I'm trying to write a script which prints out the users who are loged in.
Printing the output of the "users" command isn't the problem. What I want is to filter out my own username.
users | grep -v (username)
does not work because the whole line in which username exists is suppressed.
If somebody knows the solution, please let me know.
-Cozmic
Which flavor of UNIX are you using?
what about: who | grep -v username
or if you dont want tty info: who | grep -v username | awk '{print $1}'
who | grep -v username | awk '{print $1}'
works just fine for my purpose.
But still there is the issue of filtering text from a string, so that you can print the rest of the string contents. Or the other way around. Printing just the text (or the word(s) that matches the search criteria) you're looking for.
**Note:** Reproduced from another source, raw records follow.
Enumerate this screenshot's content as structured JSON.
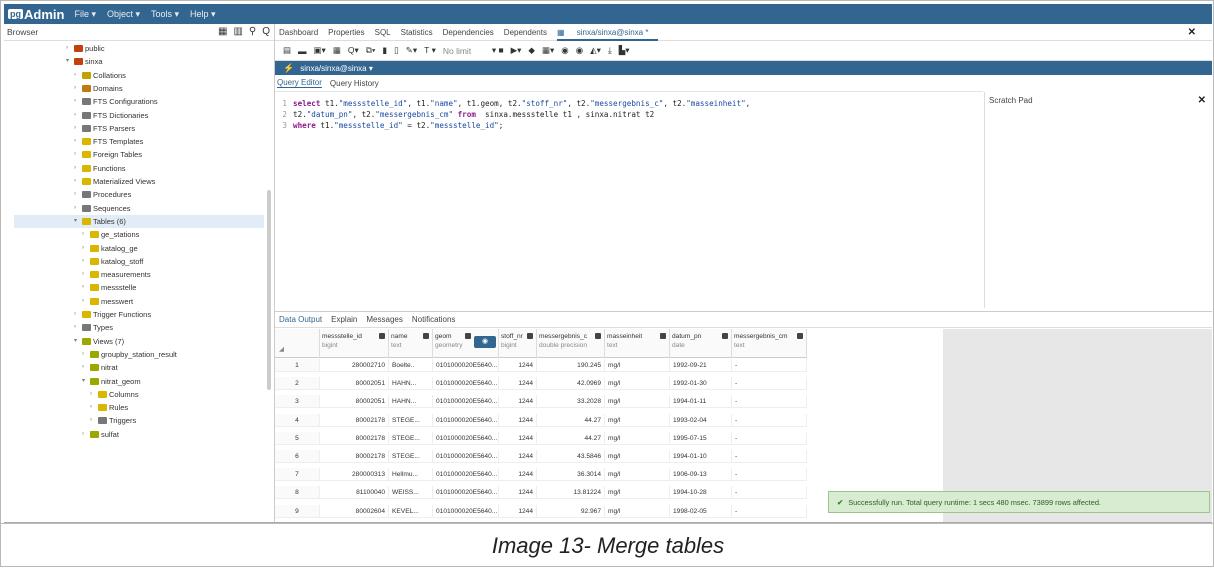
{
  "app": {
    "logo_pg": "pg",
    "logo_admin": "Admin",
    "menus": [
      "File ▾",
      "Object ▾",
      "Tools ▾",
      "Help ▾"
    ]
  },
  "browser": {
    "title": "Browser"
  },
  "tree": [
    {
      "label": "public",
      "icon": "schema-icon",
      "color": "#c2410c"
    },
    {
      "label": "sinxa",
      "icon": "schema-icon",
      "color": "#c2410c",
      "open": true
    },
    {
      "label": "Collations",
      "icon": "collations-icon",
      "color": "#c2a200"
    },
    {
      "label": "Domains",
      "icon": "domains-icon",
      "color": "#c07a10"
    },
    {
      "label": "FTS Configurations",
      "icon": "fts-icon",
      "color": "#777"
    },
    {
      "label": "FTS Dictionaries",
      "icon": "fts-icon",
      "color": "#777"
    },
    {
      "label": "FTS Parsers",
      "icon": "fts-icon",
      "color": "#777"
    },
    {
      "label": "FTS Templates",
      "icon": "fts-icon",
      "color": "#d9b600"
    },
    {
      "label": "Foreign Tables",
      "icon": "table-icon",
      "color": "#d9b600"
    },
    {
      "label": "Functions",
      "icon": "function-icon",
      "color": "#d9b600"
    },
    {
      "label": "Materialized Views",
      "icon": "view-icon",
      "color": "#d9b600"
    },
    {
      "label": "Procedures",
      "icon": "procedure-icon",
      "color": "#777"
    },
    {
      "label": "Sequences",
      "icon": "sequence-icon",
      "color": "#777"
    },
    {
      "label": "Tables (6)",
      "icon": "tables-icon",
      "color": "#d9b600",
      "open": true,
      "selected": true
    },
    {
      "label": "ge_stations",
      "icon": "table-icon",
      "color": "#d9b600"
    },
    {
      "label": "katalog_ge",
      "icon": "table-icon",
      "color": "#d9b600"
    },
    {
      "label": "katalog_stoff",
      "icon": "table-icon",
      "color": "#d9b600"
    },
    {
      "label": "measurements",
      "icon": "table-icon",
      "color": "#d9b600"
    },
    {
      "label": "messstelle",
      "icon": "table-icon",
      "color": "#d9b600"
    },
    {
      "label": "messwert",
      "icon": "table-icon",
      "color": "#d9b600"
    },
    {
      "label": "Trigger Functions",
      "icon": "trigger-icon",
      "color": "#d9b600"
    },
    {
      "label": "Types",
      "icon": "type-icon",
      "color": "#777"
    },
    {
      "label": "Views (7)",
      "icon": "views-icon",
      "color": "#9aa800",
      "open": true
    },
    {
      "label": "groupby_station_result",
      "icon": "view-icon",
      "color": "#9aa800"
    },
    {
      "label": "nitrat",
      "icon": "view-icon",
      "color": "#9aa800"
    },
    {
      "label": "nitrat_geom",
      "icon": "view-icon",
      "color": "#9aa800",
      "open": true
    },
    {
      "label": "Columns",
      "icon": "columns-icon",
      "color": "#d9b600"
    },
    {
      "label": "Rules",
      "icon": "rules-icon",
      "color": "#d9b600"
    },
    {
      "label": "Triggers",
      "icon": "triggers-icon",
      "color": "#777"
    },
    {
      "label": "sulfat",
      "icon": "view-icon",
      "color": "#9aa800"
    }
  ],
  "tabs": [
    "Dashboard",
    "Properties",
    "SQL",
    "Statistics",
    "Dependencies",
    "Dependents"
  ],
  "active_tab": "sinxa/sinxa@sinxa *",
  "toolbar_limit": "No limit",
  "connection": "sinxa/sinxa@sinxa ▾",
  "query_tabs": [
    "Query Editor",
    "Query History"
  ],
  "scratch_pad": "Scratch Pad",
  "sql_lines": [
    {
      "n": "1",
      "parts": [
        [
          "kw",
          "select "
        ],
        [
          "tx",
          "t1."
        ],
        [
          "st",
          "\"messstelle_id\""
        ],
        [
          "tx",
          ", t1."
        ],
        [
          "st",
          "\"name\""
        ],
        [
          "tx",
          ", t1.geom, t2."
        ],
        [
          "st",
          "\"stoff_nr\""
        ],
        [
          "tx",
          ", t2."
        ],
        [
          "st",
          "\"messergebnis_c\""
        ],
        [
          "tx",
          ", t2."
        ],
        [
          "st",
          "\"masseinheit\""
        ],
        [
          "tx",
          ","
        ]
      ]
    },
    {
      "n": "2",
      "parts": [
        [
          "tx",
          "t2."
        ],
        [
          "st",
          "\"datum_pn\""
        ],
        [
          "tx",
          ", t2."
        ],
        [
          "st",
          "\"messergebnis_cm\""
        ],
        [
          "tx",
          " "
        ],
        [
          "kw",
          "from"
        ],
        [
          "tx",
          "  sinxa.messstelle t1 , sinxa.nitrat t2"
        ]
      ]
    },
    {
      "n": "3",
      "parts": [
        [
          "kw",
          "where"
        ],
        [
          "tx",
          " t1."
        ],
        [
          "st",
          "\"messstelle_id\""
        ],
        [
          "tx",
          " = t2."
        ],
        [
          "st",
          "\"messstelle_id\""
        ],
        [
          "tx",
          ";"
        ]
      ]
    }
  ],
  "result_tabs": [
    "Data Output",
    "Explain",
    "Messages",
    "Notifications"
  ],
  "columns": [
    {
      "name": "messstelle_id",
      "type": "bigint"
    },
    {
      "name": "name",
      "type": "text"
    },
    {
      "name": "geom",
      "type": "geometry"
    },
    {
      "name": "stoff_nr",
      "type": "bigint"
    },
    {
      "name": "messergebnis_c",
      "type": "double precision"
    },
    {
      "name": "masseinheit",
      "type": "text"
    },
    {
      "name": "datum_pn",
      "type": "date"
    },
    {
      "name": "messergebnis_cm",
      "type": "text"
    }
  ],
  "rows": [
    [
      "1",
      "280002710",
      "Boelte..",
      "0101000020E5640...",
      "1244",
      "190.245",
      "mg/l",
      "1992-09-21",
      "-"
    ],
    [
      "2",
      "80002051",
      "HAHN...",
      "0101000020E5640...",
      "1244",
      "42.0969",
      "mg/l",
      "1992-01-30",
      "-"
    ],
    [
      "3",
      "80002051",
      "HAHN...",
      "0101000020E5640...",
      "1244",
      "33.2028",
      "mg/l",
      "1994-01-11",
      "-"
    ],
    [
      "4",
      "80002178",
      "STEGE...",
      "0101000020E5640...",
      "1244",
      "44.27",
      "mg/l",
      "1993-02-04",
      "-"
    ],
    [
      "5",
      "80002178",
      "STEGE...",
      "0101000020E5640...",
      "1244",
      "44.27",
      "mg/l",
      "1995-07-15",
      "-"
    ],
    [
      "6",
      "80002178",
      "STEGE...",
      "0101000020E5640...",
      "1244",
      "43.5846",
      "mg/l",
      "1994-01-10",
      "-"
    ],
    [
      "7",
      "280000313",
      "Hellmu...",
      "0101000020E5640...",
      "1244",
      "36.3014",
      "mg/l",
      "1906-09-13",
      "-"
    ],
    [
      "8",
      "81100040",
      "WEISS...",
      "0101000020E5640...",
      "1244",
      "13.81224",
      "mg/l",
      "1994-10-28",
      "-"
    ],
    [
      "9",
      "80002604",
      "KEVEL...",
      "0101000020E5640...",
      "1244",
      "92.967",
      "mg/l",
      "1998-02-05",
      "-"
    ]
  ],
  "toast": "Successfully run. Total query runtime: 1 secs 480 msec. 73899 rows affected.",
  "caption": "Image 13- Merge tables"
}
If you ask me grep should do it. But extending grep is to mutch work (or perhaps I'm to lazy :)).
The challenge is to do this with a script.
PS: I'm using FreeBSD.
[Edited by Cozmic on 03-15-2001 at 06:31 AM]
grep can only print out (or exclude if using -v) whole lines.
You could have used sed to remove part of the line:
users | sed 's/username//g'
Of cource somebody ran into this problem allready!
It was pretty ignorant of me to think that it wasn't allready solved :rolleyes:.
Thanks PxT. This is just what I was looking for.